I have a rod in mind and I do not believe it exists already made ready to fish. I would like a lightweight spinning rod for trout, crappie etc-in a 3 or 4 piece packable design. I have some fly rods that are incredibly light and I would love to have a spinning rod close to the lightweight of some of these fly rods. I am thinking of a 6 1/2 or 7 ft rod with a fast action that would work with lines in the 4-8 lb class.

I realize the components are much different for a spinning rod than those on a fly rod but couldn't you use say a 4 or 5weight fly rod blank and add lightweight guides and a lightweight reel seat for spinning and reduce the weight substantially? 

How much can you do with a fly rod blank as far as cutting it down in length? How many options do you have for spinning reel seats when looking to cut weight?

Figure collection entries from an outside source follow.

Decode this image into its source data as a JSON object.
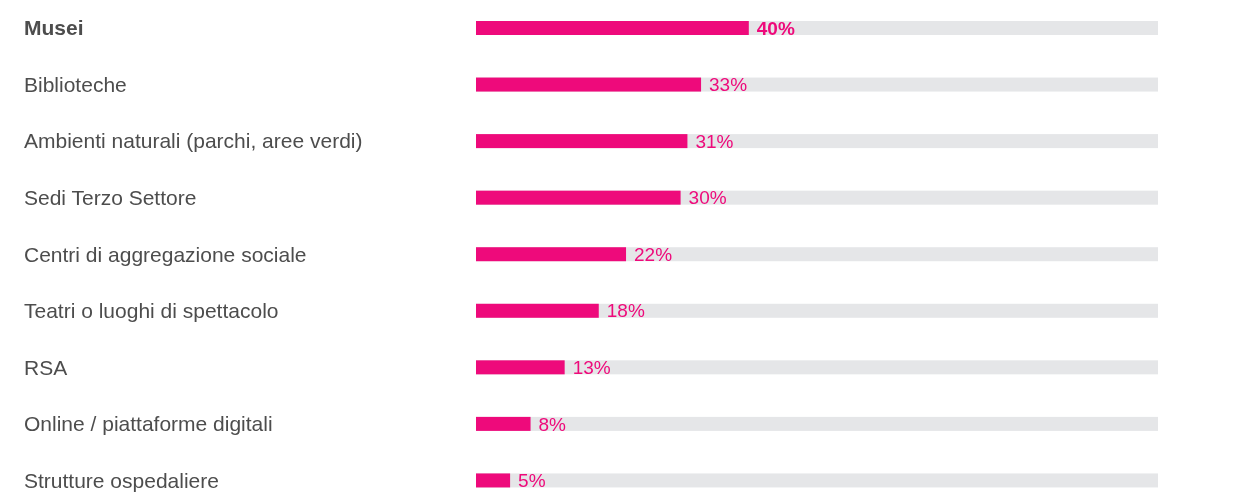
{
  "chart_data": {
    "type": "bar",
    "orientation": "horizontal",
    "categories": [
      "Musei",
      "Biblioteche",
      "Ambienti naturali (parchi, aree verdi)",
      "Sedi Terzo Settore",
      "Centri di aggregazione sociale",
      "Teatri o luoghi di spettacolo",
      "RSA",
      "Online / piattaforme digitali",
      "Strutture ospedaliere"
    ],
    "values": [
      40,
      33,
      31,
      30,
      22,
      18,
      13,
      8,
      5
    ],
    "value_labels": [
      "40%",
      "33%",
      "31%",
      "30%",
      "22%",
      "18%",
      "13%",
      "8%",
      "5%"
    ],
    "color": "#ee0a7b",
    "xlim": [
      0,
      100
    ],
    "tick_labels": "y"
  }
}
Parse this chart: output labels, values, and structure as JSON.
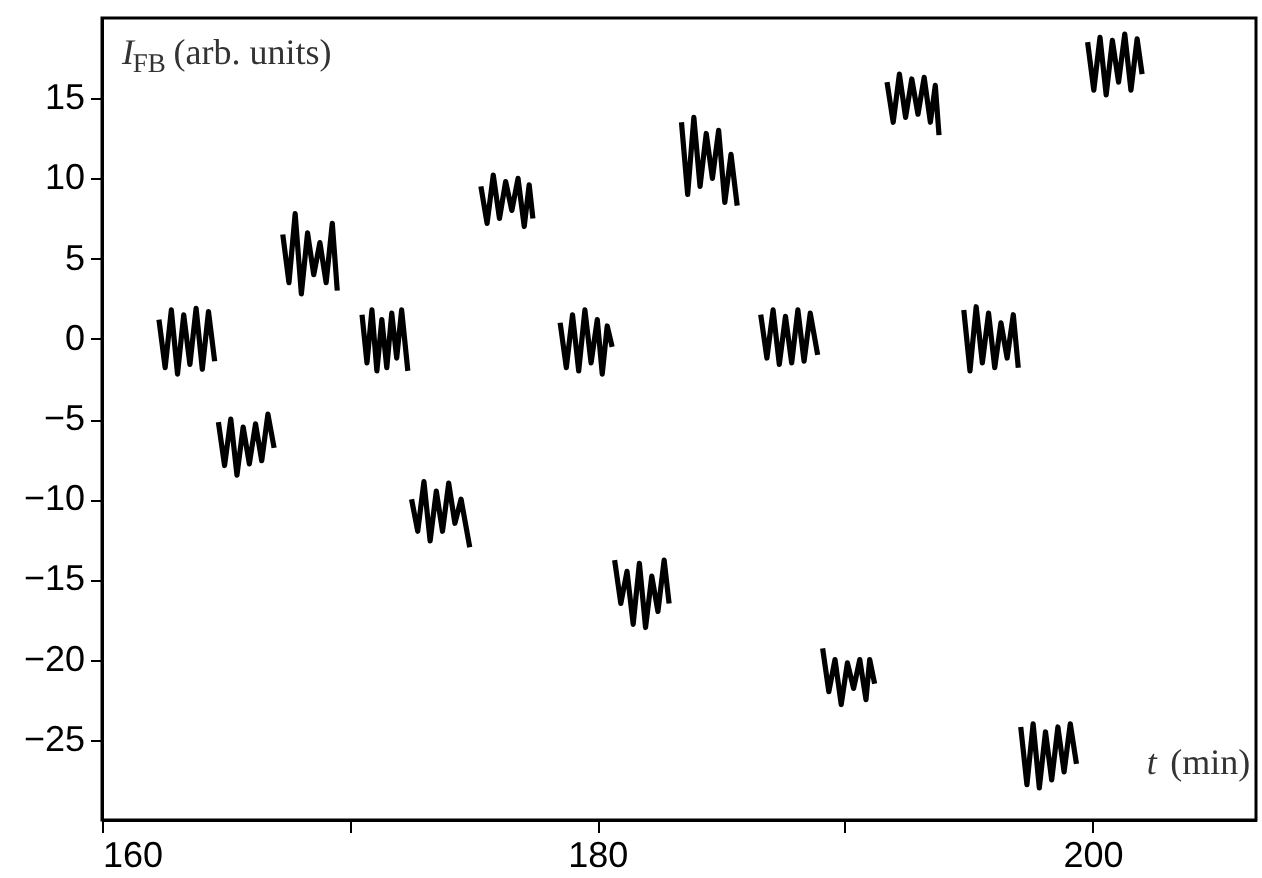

I appreciate any suggestions or advice 

philos


----------



## philos (Mar 27, 2012)

...and if anyone can build such an aninmal for me please let me know


----------



## sunburntspike (Oct 4, 2010)

yes..to put it short.i have made trout rods for the surf using fly rod blanks.basically the rod doesn't know what its intentions are for,the builder does.as for the cutting aspect,no, i would chose a blank that suited my need and build from there.wieght is fairly negligable using graphite or skeleton reel seats,micro guides and perm-gloss instead of epoxy.st croix lists a 8'6" 5wt 4pc that would probably suit your need and specs to a tee.i would not go under 5wt for a spinner,it'll just get too whippy


----------



## philos (Mar 27, 2012)

Thanks for the info-I should have stated I mean to use for freshwater trout and crappie and the alike-I am pretty set for salt. That St Croix does sound interesting though.


----------



## sunburntspike (Oct 4, 2010)

to be honest philos,i was using the salt build as an example,but using the st croix as the rod i would build for your application.the surf rods i build on 9' mhx 1 piece blanks,9 or 10wt


----------



## Sandcrab (Mar 20, 2002)

I'm looking at a MHX 9' 2 wt fly rod blank for a super light freshwater spinning rod. I'll be using Recoil guides a a woven graphite handle, and Aero reel seat to keep it super lightweight.

Sandcrab


----------



## CarolinaNemo (Dec 11, 2008)

What about the Batson Forecast SB720-4 or SP720-4?


----------



## Charlie2 (May 2, 2007)

I have a favored fly/spinning combo that I built using a 12 foot graphite crappie pole blank.

I use it both ways: as a flyrod in the early hours before the wind/sun gets high then change to a spinning reel with jigs/teasers, Very effective.

I used 10 each single footed 10mm guides. I didn't use a 'gathering' guide because it works well without one. C2


----------



## Seachaser (Sep 27, 2004)

I have several crappie rods made from fly rod blanks. You can get the length and light weight you want, plus you can cut to the exact length you need.


----------